# taz.de -- Bundestagspetition eingereicht: Nicht nur Blinde brauchen Hunde
       
       > Krankenkassen zahlen bisher nur für Blindenhunde – nicht aber für einen
       > Behindertenbegleithund. Der seien kein anerkanntes „Hilfsmittel“.
       
 (IMG) Bild: Nur Blindenhunde gelten als anerkannte Hilfsmittel.
       
       BERLIN taz | An die neue Waschmaschine muss sich Shacky erst noch gewöhnen.
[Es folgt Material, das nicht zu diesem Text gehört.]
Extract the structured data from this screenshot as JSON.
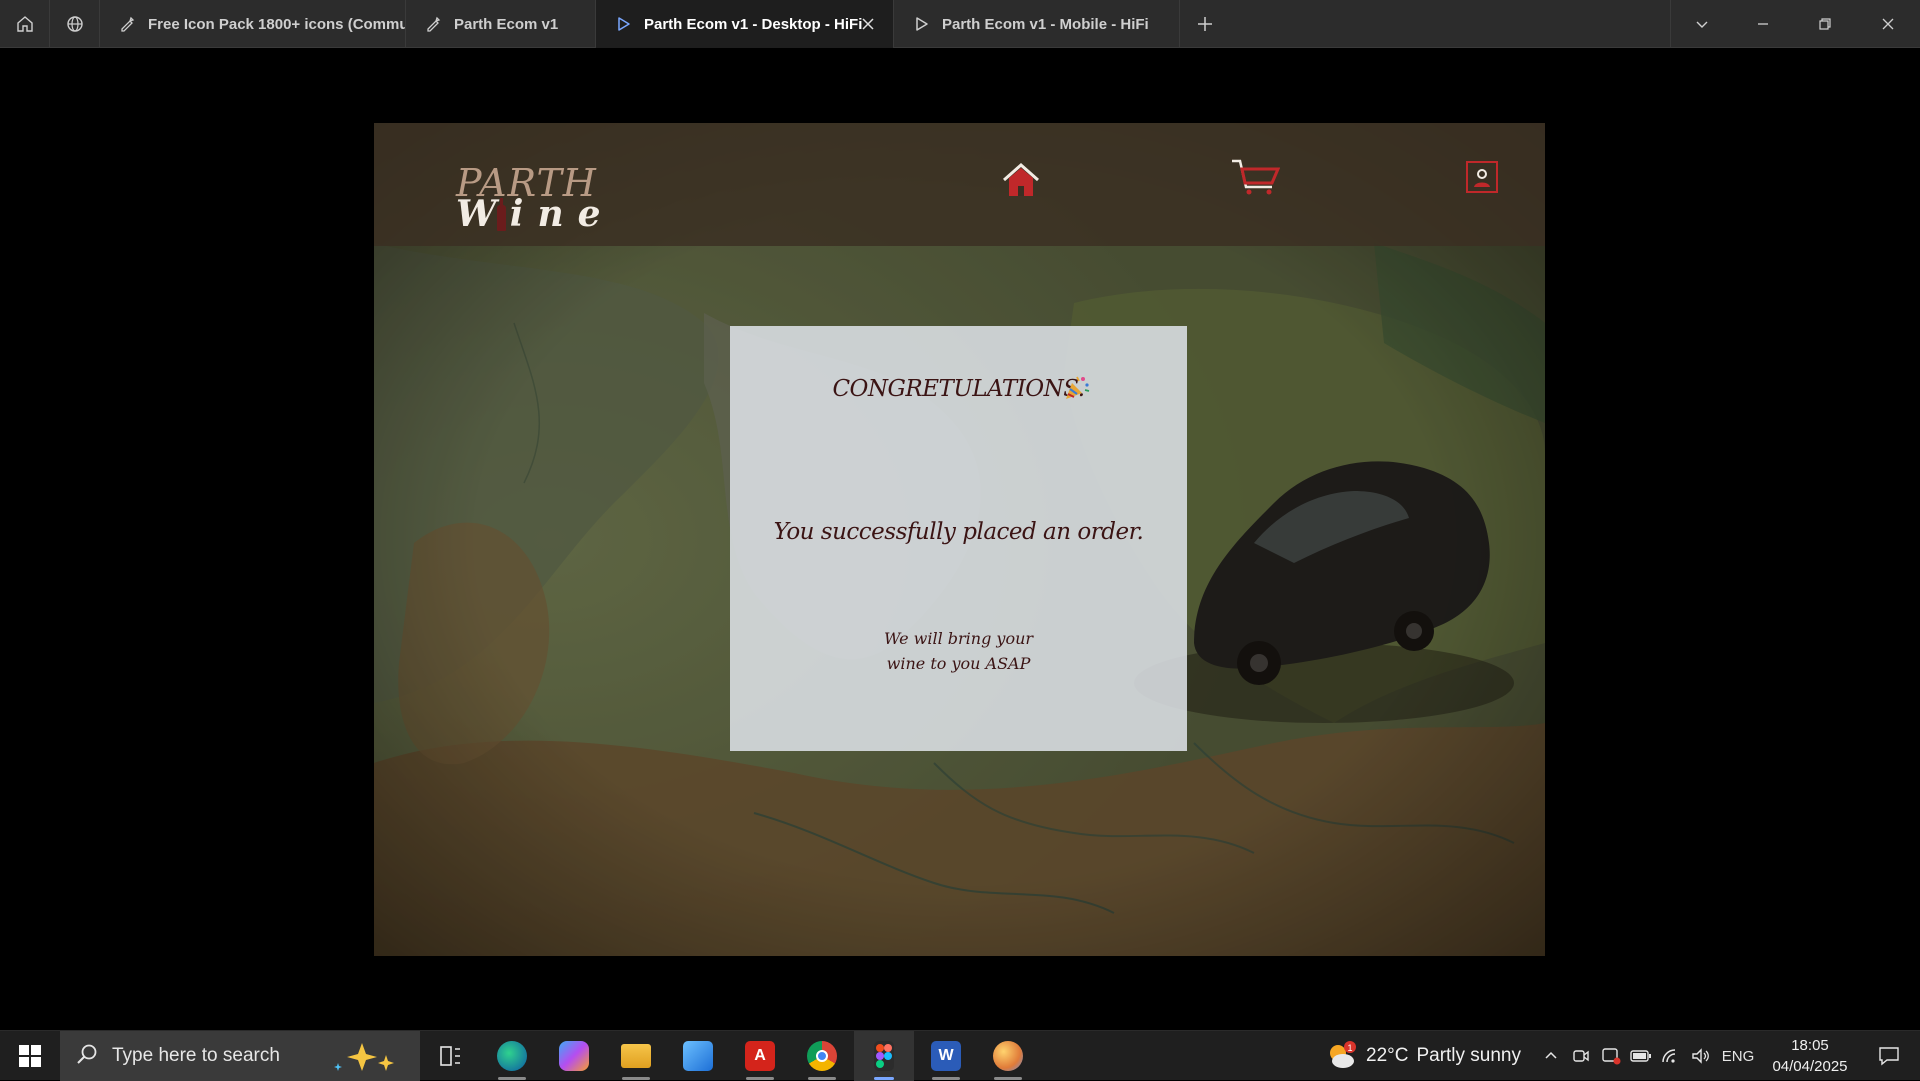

       Der Golden Retriever kann die Wäsche wie gewohnt mit dem Maul einräumen,
       aber die Luke macht ihm Probleme. Sie öffnet sich nämlich nach links, nicht
       nach rechts, wie er es kennt. Also setzt sich Hedwig Menge vor jedem
       Waschgang neben die Maschine, schließt die Luke selbst, steht wieder auf
       und drückt erst dann den Startknopf.
       
       Menge ist contergangeschädigt. Ihre Hände befinden sich direkt an den
       Schultern, bücken kann sie sich kaum. Seit 2004 hält sie Shacky. Der Rüde
       ist dafür ausgebildet, ihr im Alltag zu helfen. Wenn ihr Kugelschreiber auf
       den Boden fällt, hebt er ihn auf. Wenn draußen jemand klingelt, öffnet er
       die Tür. Und wenn Menge einen allergischen Schock erleidet und bewusstlos
       auf dem Boden liegt, alarmiert er per Notruf den Rettungsdienst. Dreimal
       ist das bisher passiert. „Shacky hat mir das Leben gerettet“, sagt Menge.
       
       Ihr Problem: Shacky ist zehn Jahre alt und kann seinen Job nicht mehr lange
       machen. Ein neuer Behindertenbegleithund kostet inklusive Ausbildung rund
       20.000 Euro. Die Krankenkassen wollen nicht zahlen.
       
       Sie kommen nur für anerkannte „Hilfsmittel“ auf, „die Auswirkungen der
       Behinderung im gesamten täglichen Leben beseitigen oder mildern.“ So
       formuliert es der Spitzenverband der gesetzlichen Krankenversicherungen.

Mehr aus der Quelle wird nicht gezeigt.